There is no way to guarantee the relationship between X and Y holds for points beyond the range of the data; thus, it is not accurate.
Degrees of Freedom for Regression?
n-2 (because we needed to calculate slope and intercept)
When can ANOVA be used in place of the t-test?
When the test is two-sided and the null hypothesized slope is ZERO
R2
SSregression/SStotal;predicts the amount of variance explained by the regression line
What does it mean when R2 is close to 1?
It means that X predicts most of the variation in Y (and that Y would be clustered tightily around the regression line with little scatter)
What does it mean when R2 is close to 0?
It means that X does not predict much of the variation in Y, and the data points will be widely scattered above and below the regression line
What is the name for r^2?
Coefficient of determination
Assumptions for linear regression?
- For each value of X, there is a population of possible Y-values whose mean lies on the true reegression line (this is the assumption that the relationship must be linear)
- Y is normally distributed with equal variance for all values of X
- Y is a random sample of possible Y values
How to detect outliers?
Use a scatter plot of the data and examine it
How to reduce effect of the outlier?
Transform the data
How to detect non-linearity?
Use a scatter plot and see whether you can fit a straight line through the data well
Residual plot
A residual plot is a scatter plot of the residuals (Yi - Yhat; i.e. Y in sample subtracted by Y predicted), against X, the values of the explanatory variable
How would one detect non-normality and/or unequal variance?

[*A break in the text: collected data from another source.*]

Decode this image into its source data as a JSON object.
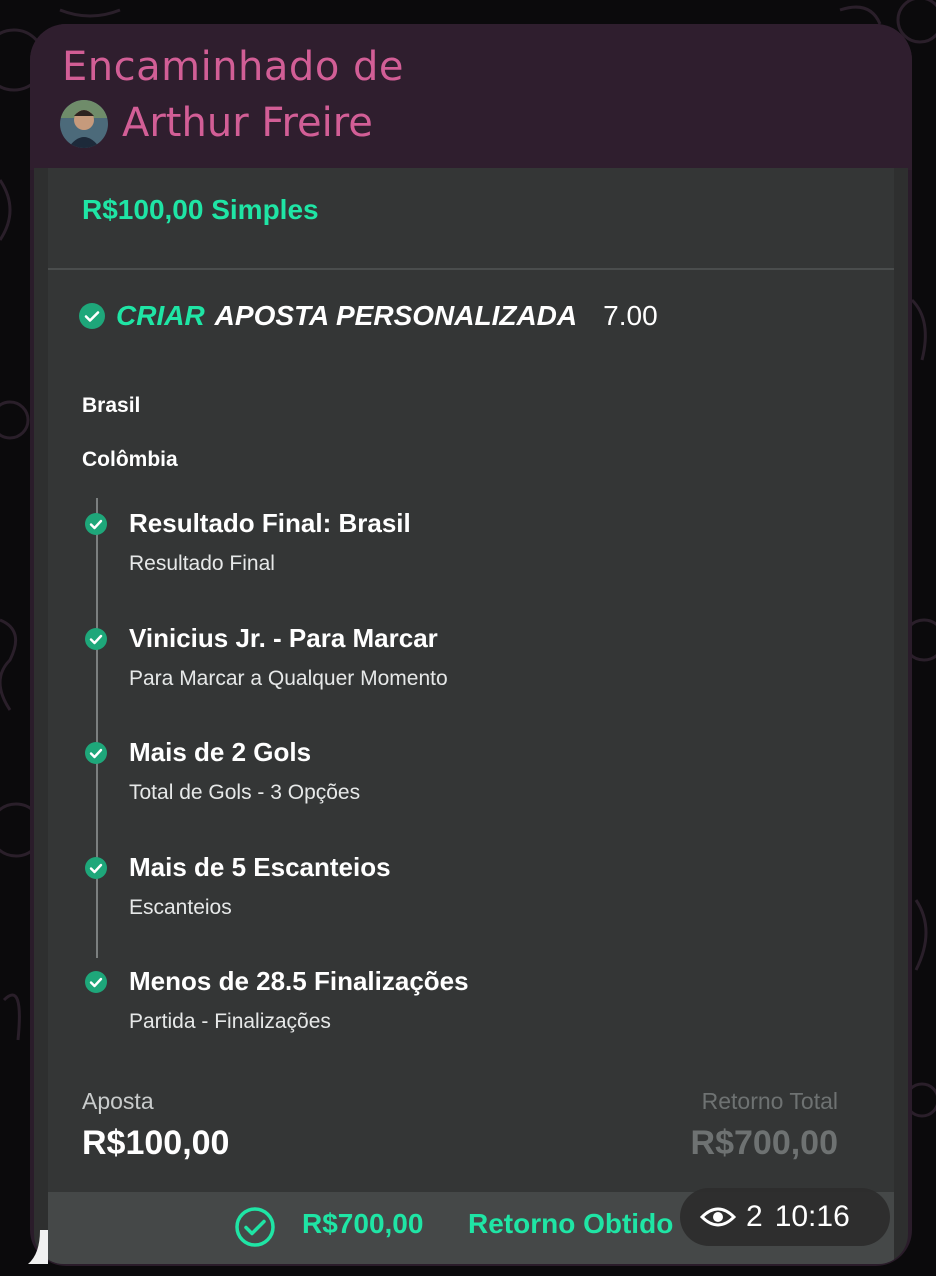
{
  "forward": {
    "label": "Encaminhado de",
    "author": "Arthur Freire",
    "avatar_icon": "user-avatar-photo"
  },
  "bet": {
    "stake_header": "R$100,00 Simples",
    "builder_prefix": "CRIAR",
    "builder_title": "APOSTA PERSONALIZADA",
    "odds": "7.00",
    "teams": [
      "Brasil",
      "Colômbia"
    ],
    "legs": [
      {
        "title": "Resultado Final: Brasil",
        "market": "Resultado Final"
      },
      {
        "title": "Vinicius Jr. - Para Marcar",
        "market": "Para Marcar a Qualquer Momento"
      },
      {
        "title": "Mais de 2 Gols",
        "market": "Total de Gols - 3 Opções"
      },
      {
        "title": "Mais de 5 Escanteios",
        "market": "Escanteios"
      },
      {
        "title": "Menos de 28.5 Finalizações",
        "market": "Partida - Finalizações"
      }
    ],
    "stake_label": "Aposta",
    "stake_value": "R$100,00",
    "return_label": "Retorno Total",
    "return_value": "R$700,00",
    "footer_amount": "R$700,00",
    "footer_text": "Retorno Obtido"
  },
  "meta": {
    "views": "2",
    "time": "10:16",
    "eye_icon": "eye-icon"
  },
  "colors": {
    "accent_green": "#1fe5a5",
    "forward_pink": "#d25e96",
    "check_green": "#1ea77a"
  }
}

Inspect a residual plot; should have:
- a symmetric cloud of points above and below the horizontal line at 0; with higher density of points close to the line than away from the line
- Little noticeable curvature moving left to right along x-axis
- Approximately equal variance of points above and below the line at all values of X
Effect of measurement error in Y in regression?
Variance of residuals increases; sampling error increases, slope expected remains the same
Effect of measurement error in X?
Increases variance of the residuals; causses bias in expected estimate of the slope (closer to zero than true slope B, on average)
How to deal with non-linear relationships?
Transformation
Quadratic/Polynomial regressions
Splines (smoothing)
Smoothing
Fitting a curve to data without specifying a formula
Limits to terms with polynomial?
Sample size should be at least 7 times the number of terms
(i.e. Keep It Simple Stupid)
Logistic regression
Tests for relationship between a numerical variable (as the explanatory variable) and a binary variable ( as the response)